November is Housing Month, a reminder of how important an issue housing is for everyone and how many challenges a lot of people face when trying to find somewhere affordable and accessible to call home. Young adults, families, and seniors are all affected by the rising housing costs in Edmonton. Government at all levels have realized that housing is a growing issue for many people and are committing new funds and programs to help address these issues. Despite the growing efforts, many people still struggle with simple necessities that so many take for granted.
“If you spend more than 30 per cent of your gross monthly income on housing, you’re considered below the poverty line,” say GEF Seniors Housing CEO Raymond Swonek. GEF Seniors Housing is just one organization participating in Housing Month efforts and activities to promote the need for more affordable housing in Edmonton.
“For many Edmontonians, spending only 30 per cent of their income on housing seems like an impossible dream. We serve low-income seniors and offer them affordable housing options. We know the need in Edmonton is great, so we take part in Housing Month to help make sure no one ever has to worry about where they will call home.”

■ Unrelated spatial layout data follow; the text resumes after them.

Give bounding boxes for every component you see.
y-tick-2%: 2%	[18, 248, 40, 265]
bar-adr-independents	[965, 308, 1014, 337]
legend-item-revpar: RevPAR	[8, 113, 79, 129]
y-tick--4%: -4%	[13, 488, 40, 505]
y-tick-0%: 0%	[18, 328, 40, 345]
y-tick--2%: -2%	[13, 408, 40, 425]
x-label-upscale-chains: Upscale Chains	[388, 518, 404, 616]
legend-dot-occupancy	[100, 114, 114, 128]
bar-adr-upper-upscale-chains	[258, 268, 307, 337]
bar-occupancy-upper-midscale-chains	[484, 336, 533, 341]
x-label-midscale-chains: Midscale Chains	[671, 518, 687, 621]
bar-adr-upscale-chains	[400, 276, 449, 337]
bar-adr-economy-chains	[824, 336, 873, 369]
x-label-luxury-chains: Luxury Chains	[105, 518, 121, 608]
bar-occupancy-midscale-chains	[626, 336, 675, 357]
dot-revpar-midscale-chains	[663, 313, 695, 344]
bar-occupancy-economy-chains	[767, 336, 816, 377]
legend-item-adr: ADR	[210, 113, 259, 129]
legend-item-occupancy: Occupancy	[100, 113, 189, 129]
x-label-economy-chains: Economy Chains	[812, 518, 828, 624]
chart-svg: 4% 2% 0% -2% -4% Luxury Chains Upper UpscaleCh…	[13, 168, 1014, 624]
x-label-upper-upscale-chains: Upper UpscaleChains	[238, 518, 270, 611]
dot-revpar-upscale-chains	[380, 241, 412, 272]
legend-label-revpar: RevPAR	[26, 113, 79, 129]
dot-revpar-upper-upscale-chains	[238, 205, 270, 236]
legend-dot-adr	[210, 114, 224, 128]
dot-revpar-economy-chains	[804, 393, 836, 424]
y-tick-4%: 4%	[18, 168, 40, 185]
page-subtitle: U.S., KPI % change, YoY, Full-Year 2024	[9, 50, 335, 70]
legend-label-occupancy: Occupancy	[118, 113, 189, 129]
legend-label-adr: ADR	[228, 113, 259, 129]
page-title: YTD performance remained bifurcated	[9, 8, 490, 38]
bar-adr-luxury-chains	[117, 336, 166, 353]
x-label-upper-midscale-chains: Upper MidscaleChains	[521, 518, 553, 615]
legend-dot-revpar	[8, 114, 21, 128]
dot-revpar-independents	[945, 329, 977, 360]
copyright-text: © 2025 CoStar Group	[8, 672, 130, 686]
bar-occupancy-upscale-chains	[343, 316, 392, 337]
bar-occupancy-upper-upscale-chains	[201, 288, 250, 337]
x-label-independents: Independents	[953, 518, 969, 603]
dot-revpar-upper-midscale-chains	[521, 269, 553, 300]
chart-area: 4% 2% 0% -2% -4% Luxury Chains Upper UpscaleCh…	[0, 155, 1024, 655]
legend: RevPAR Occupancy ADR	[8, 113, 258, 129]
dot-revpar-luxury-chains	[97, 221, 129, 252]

Housing Month started in Toronto with National Housing Day back in 1998. The City of Toronto called out to other municipalities to join them in recognizing the need for affordable housing options in their cities. The City of Edmonton decided to expand on the idea of National Housing Day into a whole month of events, promotions, and publications to educate and inform what affordable and social housing is, how affordable and social housing programs benefit neighbourhoods, and how individuals and communities can help housing organizations serve the people who need the help most.
GEF Seniors Housing is working with the City of Edmonton and other housing organizations such as Homeward Trust, Capital Region Interfaith Housing Initiative, and Capital Region Housing Corporation on a campaign to spur discussions around affordable housing in Edmonton, how to bring more affordable housing to different Edmonton communities, and what steps should be taken to help see more affordable housing projects break ground. Housing Month’s campaign also includes the National Housing Day Luncheon, hosted by Homeward Trust, on Wednesday, November 22, 2017, at the Coast Edmonton Plaza Hotel.

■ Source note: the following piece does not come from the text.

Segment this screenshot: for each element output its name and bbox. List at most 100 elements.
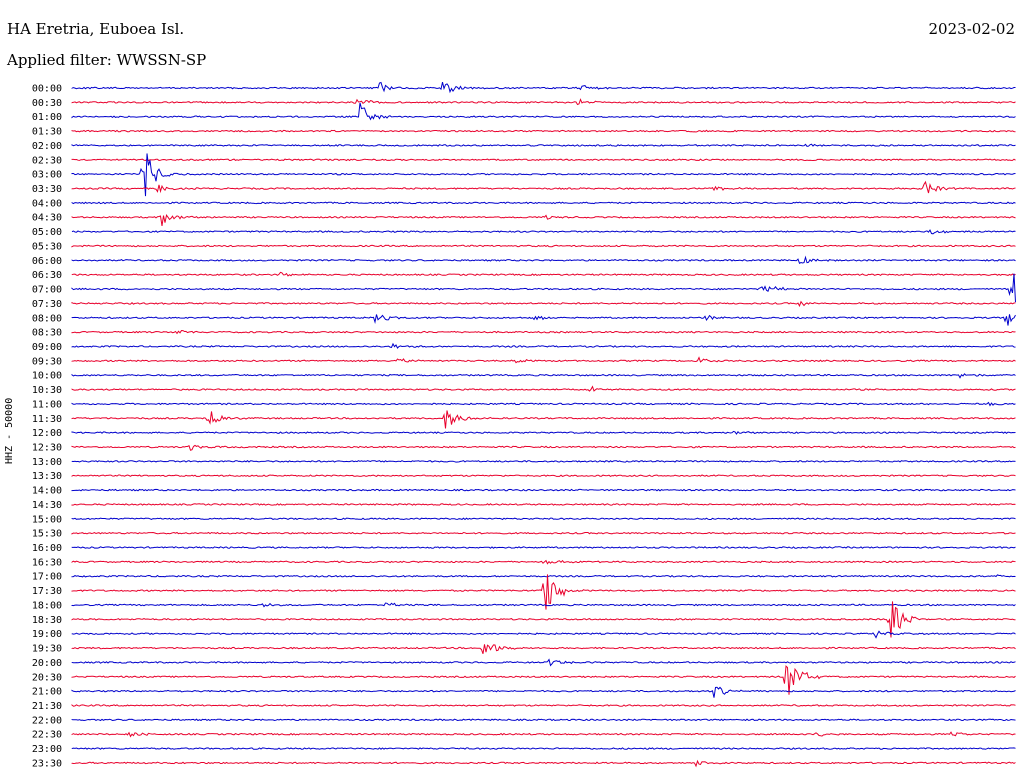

“The partnerships we have with the other housing organizations for Housing Month is part of what makes this campaign so strong,” says Swonek. “Every one of these groups does amazing work in this city and is committed to seeing more affordable housing options available to Edmontonians who are in need. I’m so proud to be part of a city and a community that takes housing so seriously.”
Housing Month seeks to highlight current affordable housing projects being built around Edmonton, showcase current affordable housing buildings already established in the city, and to exhibit much of the progress made from the support of all levels of governments. Though Housing Month is driven by the City of Edmonton, the Provincial Government and the Federal Government both have worked on major housing strategies that have benefited Edmonton greatly and even started releasing funds already so that housing organizations can begin work on creating new homes.
“I’m optimistic about the future of housing when I see how much all these different organizations and different governmental bodies are all collaborating with this common goal,” says Swonek. “Housing Month displays so much of the progress we’ve made over the years. I’m excited for more communities to become invested in affordable housing and Housing Month is the perfect way to make those connections and build that support.”